Sapevo che prima o poi la riunione del consiglio amministrativo si sarebbe svolta anche con la mia presenza fisica e non più virtuale com’era successo fino a ora, dal momento che mi trovavo per lavoro a Yokohama a seguire la ripresa economica di una filiale della società per cui lavoro. Come amministratore delegato non potevo esimermi dal partecipare, per questo la mia ansia, supportata dalla mia immaginazione, aveva cominciato a perseguitarmi presentandomi scenari disastrosi causati dal mio problema.

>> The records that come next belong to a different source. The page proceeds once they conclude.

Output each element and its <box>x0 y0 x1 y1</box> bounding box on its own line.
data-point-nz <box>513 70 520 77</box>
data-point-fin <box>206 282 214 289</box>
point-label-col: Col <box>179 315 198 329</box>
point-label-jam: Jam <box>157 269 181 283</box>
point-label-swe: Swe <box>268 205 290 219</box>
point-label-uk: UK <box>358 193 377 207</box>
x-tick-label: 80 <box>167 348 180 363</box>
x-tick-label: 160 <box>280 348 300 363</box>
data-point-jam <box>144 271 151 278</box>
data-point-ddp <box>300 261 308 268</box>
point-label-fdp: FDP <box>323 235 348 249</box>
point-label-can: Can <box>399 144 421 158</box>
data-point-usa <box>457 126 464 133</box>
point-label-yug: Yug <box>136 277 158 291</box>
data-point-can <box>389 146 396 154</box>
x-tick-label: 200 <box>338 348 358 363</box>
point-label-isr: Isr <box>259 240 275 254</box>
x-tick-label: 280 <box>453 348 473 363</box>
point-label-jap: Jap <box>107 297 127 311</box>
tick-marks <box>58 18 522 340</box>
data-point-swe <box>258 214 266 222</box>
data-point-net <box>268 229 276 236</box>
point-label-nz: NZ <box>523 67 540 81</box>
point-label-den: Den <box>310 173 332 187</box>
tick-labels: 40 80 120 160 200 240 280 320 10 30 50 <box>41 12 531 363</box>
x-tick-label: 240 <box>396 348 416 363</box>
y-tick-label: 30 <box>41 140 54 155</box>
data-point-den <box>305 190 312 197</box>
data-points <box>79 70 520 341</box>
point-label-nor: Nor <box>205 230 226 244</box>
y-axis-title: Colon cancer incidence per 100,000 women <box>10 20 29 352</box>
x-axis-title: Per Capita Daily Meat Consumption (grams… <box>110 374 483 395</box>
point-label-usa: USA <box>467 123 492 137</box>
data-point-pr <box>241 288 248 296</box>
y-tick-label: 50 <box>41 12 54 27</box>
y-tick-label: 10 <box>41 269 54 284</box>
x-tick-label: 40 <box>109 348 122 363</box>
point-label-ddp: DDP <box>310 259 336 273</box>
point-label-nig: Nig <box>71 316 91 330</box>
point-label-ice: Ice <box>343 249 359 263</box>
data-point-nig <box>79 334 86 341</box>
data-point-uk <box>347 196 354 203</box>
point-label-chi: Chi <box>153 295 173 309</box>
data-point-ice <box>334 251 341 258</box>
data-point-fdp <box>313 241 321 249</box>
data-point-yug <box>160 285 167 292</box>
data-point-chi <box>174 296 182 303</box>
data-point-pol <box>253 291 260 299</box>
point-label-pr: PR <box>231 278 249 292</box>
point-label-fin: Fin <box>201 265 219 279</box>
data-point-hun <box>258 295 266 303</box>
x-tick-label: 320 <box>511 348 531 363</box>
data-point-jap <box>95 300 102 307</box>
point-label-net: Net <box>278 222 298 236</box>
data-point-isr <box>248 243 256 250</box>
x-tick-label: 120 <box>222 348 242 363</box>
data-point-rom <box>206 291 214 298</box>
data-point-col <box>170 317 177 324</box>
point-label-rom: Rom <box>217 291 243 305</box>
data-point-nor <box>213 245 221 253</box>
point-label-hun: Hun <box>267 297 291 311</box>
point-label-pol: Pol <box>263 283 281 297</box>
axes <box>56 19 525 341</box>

E dire che come amministratore delegato di rospi ne avevo mandati giù parecchi, soprattutto nel gestire il team di professionisti che lavoravano con me. Era una mia peculiarità mantenere il controllo dei nervi, anche con i clienti più difficoltosi da gestire, cavillosi e sempre pronti con obiezioni inopportune. Ma ultimamente lo stress cominciava a essere ingestibile. La prima volta che mi era successo mi trovavo proprio nella filiale giapponese con il socio di maggioranza che non aveva fatto che criticare le migliorie che avevo apportato con successo in quella sede. Avevo cominciato a sudare freddo e un gorgoglio nello stomaco stava risalendo l’esofago fino a farmi sentire in gola qualcosa di ingombrante e viscido che premeva, quasi fino a soffocarmi. Con un violento colpo di tosse che non ero riuscito a trattenere mi era saltato fuori non so bene cosa, ma di sicuro continuava a saltare davanti a noi per terra. Il socio fortunatamente non aveva visto da dove era saltato fuori, ma sembrava divertito nel constatare che un rospo smeraldino si fosse palesato ai suoi piedi. Rospo smeraldino? Quell’affare era davvero sfuggito al mio controllo? E poi pure smeraldino? Il manigoldo era pure di razza! Un capogiro mi aveva fatto vacillare, non mi capacitavo di quanto era successo. Fino a quel momento i rospi mi ero limitato ad ingoiarli. Che fosse finito lo spazio a loro disposizione e cominciavano a venir fuori?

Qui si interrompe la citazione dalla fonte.